Si vous expédiez souvent beaucoup d'images —disons que vous êtes agent immobilier envoyant des photos de biens ou que vous tenez une boutique— compresser par lot d'abord épargne des maux de tête à tout le monde. Le but est d'envoyer la photo, pas une devinette.
Quand vous affrontez une limite stricte (comme 20 Ko)
Certains systèmes sont bien plus serrés que le mail. Les portails d'emploi, les formulaires de visa et les boîtes de dépôt gouvernementales plafonnent souvent un seul fichier à 20 Ko. C'est une autre bête —vous n'envoyez pas un mail, vous satisfaites une règle de validation dure—. Pour cela, il faut des réglages agressifs et parfois une baisse de résolution, pas seulement ajuster la qualité.
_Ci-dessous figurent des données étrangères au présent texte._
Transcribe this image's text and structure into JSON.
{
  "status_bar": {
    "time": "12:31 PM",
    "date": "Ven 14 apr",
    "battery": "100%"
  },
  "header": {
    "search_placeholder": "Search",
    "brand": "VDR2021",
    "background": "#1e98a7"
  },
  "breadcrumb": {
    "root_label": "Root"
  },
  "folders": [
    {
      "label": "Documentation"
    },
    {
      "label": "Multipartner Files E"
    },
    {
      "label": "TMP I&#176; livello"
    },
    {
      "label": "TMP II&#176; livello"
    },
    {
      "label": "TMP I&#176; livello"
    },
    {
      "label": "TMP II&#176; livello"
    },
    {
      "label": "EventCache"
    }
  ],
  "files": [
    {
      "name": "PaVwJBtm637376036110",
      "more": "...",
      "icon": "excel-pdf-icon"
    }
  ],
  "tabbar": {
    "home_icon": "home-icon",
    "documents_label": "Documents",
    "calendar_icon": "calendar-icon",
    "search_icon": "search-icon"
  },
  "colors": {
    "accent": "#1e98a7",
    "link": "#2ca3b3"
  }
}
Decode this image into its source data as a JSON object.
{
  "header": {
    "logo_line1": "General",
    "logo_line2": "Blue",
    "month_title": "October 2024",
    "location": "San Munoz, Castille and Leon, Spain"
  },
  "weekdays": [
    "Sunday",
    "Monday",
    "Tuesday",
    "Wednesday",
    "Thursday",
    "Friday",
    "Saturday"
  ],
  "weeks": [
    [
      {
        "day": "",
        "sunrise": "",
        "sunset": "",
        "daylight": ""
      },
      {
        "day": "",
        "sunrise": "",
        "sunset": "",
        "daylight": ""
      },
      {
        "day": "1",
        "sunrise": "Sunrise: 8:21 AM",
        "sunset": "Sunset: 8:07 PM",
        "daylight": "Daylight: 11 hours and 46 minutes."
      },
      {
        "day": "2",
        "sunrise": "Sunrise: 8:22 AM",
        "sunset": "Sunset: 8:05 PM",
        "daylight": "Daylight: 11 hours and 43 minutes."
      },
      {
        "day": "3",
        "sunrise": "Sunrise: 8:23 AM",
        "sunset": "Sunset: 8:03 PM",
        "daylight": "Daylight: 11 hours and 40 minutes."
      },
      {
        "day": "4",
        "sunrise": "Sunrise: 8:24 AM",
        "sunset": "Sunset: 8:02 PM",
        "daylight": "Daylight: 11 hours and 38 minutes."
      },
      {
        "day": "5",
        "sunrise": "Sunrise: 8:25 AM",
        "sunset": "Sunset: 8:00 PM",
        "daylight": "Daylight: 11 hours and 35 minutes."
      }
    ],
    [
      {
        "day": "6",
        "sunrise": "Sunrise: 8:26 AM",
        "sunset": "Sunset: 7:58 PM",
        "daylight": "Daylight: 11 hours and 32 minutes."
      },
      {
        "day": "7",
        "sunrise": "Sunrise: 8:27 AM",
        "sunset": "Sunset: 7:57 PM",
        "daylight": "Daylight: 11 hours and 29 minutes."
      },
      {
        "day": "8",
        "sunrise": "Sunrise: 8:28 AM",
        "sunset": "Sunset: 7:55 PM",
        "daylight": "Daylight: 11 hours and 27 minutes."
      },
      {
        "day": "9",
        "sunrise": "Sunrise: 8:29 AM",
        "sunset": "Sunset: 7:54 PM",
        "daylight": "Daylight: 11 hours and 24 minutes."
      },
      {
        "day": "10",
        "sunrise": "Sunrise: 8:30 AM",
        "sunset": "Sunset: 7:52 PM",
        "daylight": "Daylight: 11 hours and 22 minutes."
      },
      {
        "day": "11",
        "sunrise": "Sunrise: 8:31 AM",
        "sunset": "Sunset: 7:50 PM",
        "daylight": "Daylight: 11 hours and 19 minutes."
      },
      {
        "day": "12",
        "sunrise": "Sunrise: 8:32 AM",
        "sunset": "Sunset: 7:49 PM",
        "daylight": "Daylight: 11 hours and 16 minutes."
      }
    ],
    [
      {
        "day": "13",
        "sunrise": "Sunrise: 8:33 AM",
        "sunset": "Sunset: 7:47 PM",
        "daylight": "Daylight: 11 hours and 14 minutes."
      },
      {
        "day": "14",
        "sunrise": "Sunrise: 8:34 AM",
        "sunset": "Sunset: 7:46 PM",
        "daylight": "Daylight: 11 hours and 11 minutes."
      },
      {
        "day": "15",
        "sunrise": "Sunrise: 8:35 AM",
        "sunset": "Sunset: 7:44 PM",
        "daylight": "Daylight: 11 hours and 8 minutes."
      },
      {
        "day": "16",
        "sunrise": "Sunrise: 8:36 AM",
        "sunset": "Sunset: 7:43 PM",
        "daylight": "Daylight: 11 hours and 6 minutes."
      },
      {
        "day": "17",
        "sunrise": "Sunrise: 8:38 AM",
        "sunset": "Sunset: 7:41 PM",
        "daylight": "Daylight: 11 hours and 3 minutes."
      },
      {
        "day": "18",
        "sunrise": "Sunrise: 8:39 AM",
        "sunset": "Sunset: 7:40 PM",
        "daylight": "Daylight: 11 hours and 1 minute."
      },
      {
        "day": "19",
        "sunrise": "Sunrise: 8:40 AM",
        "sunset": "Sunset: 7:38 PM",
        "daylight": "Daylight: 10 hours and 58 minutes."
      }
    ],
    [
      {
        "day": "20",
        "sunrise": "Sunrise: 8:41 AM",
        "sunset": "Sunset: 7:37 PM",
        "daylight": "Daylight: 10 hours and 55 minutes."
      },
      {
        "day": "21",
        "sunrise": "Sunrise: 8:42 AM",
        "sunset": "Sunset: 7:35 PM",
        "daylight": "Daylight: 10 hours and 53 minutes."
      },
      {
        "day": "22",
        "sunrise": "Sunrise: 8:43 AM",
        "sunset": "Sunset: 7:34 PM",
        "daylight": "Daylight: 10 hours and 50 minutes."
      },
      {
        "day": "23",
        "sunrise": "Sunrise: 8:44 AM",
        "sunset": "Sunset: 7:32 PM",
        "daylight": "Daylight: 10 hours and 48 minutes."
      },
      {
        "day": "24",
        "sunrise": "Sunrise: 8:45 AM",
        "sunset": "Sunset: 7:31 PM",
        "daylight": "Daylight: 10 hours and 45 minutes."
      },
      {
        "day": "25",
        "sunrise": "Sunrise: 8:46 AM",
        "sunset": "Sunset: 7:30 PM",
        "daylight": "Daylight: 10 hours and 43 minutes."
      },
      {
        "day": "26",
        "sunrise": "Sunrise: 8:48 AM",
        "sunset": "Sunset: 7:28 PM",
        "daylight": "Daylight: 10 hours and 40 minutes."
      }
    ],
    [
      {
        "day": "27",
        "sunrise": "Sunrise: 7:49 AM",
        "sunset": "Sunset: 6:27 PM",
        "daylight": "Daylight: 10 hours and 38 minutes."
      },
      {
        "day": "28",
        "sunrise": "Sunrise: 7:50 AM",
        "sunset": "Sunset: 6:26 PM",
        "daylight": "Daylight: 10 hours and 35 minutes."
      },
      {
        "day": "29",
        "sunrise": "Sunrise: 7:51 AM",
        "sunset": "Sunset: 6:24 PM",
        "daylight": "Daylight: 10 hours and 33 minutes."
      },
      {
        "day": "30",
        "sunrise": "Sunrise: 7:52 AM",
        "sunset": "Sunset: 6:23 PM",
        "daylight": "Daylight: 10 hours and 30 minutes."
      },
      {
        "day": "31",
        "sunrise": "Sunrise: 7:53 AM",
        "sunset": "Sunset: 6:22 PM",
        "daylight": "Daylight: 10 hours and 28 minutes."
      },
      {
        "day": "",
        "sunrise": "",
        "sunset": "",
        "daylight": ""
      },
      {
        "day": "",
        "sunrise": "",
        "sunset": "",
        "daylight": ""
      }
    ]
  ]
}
Notre guide de compression à 20 Ko explique pas à pas comment atteindre ce chiffre sans que le formulaire vous rejette.
Mais pour le « mes photos sont trop lourdes pour le mail » du quotidien —la recompression JPEG qualité 75 est toute la réponse—. C'est gratuit, instantané, et contrairement au zip, ça fait réellement bouger le chiffre.
La façon la plus simple de le faire
Vous pouvez recompresser un dossier de photos en quelques minutes avec n'importe quel outil correct, mais la plupart des applications de bureau sont lentes, vous demandent d'installer quelque chose ou envoient discrètement vos images à un serveur. L'approche en laquelle j'ai confiance : un compresseur dans le navigateur qui fait l'encodage sur votre propre machine. Vous déposez les photos, choisissez la qualité 75, téléchargez, terminé —et comme tout se passe en local, les images ne quittent jamais votre appareil. Ça compte quand vous envoyez des photos personnelles à la famille ou un travail client à un client.
La prochaine fois que Gmail vous dira que vos pièces jointes sont trop lourdes, ne courez pas vers le bouton zip. Recompressez les JPEG. Votre futur vous —et la boîte de réception du destinataire— vous remerciera.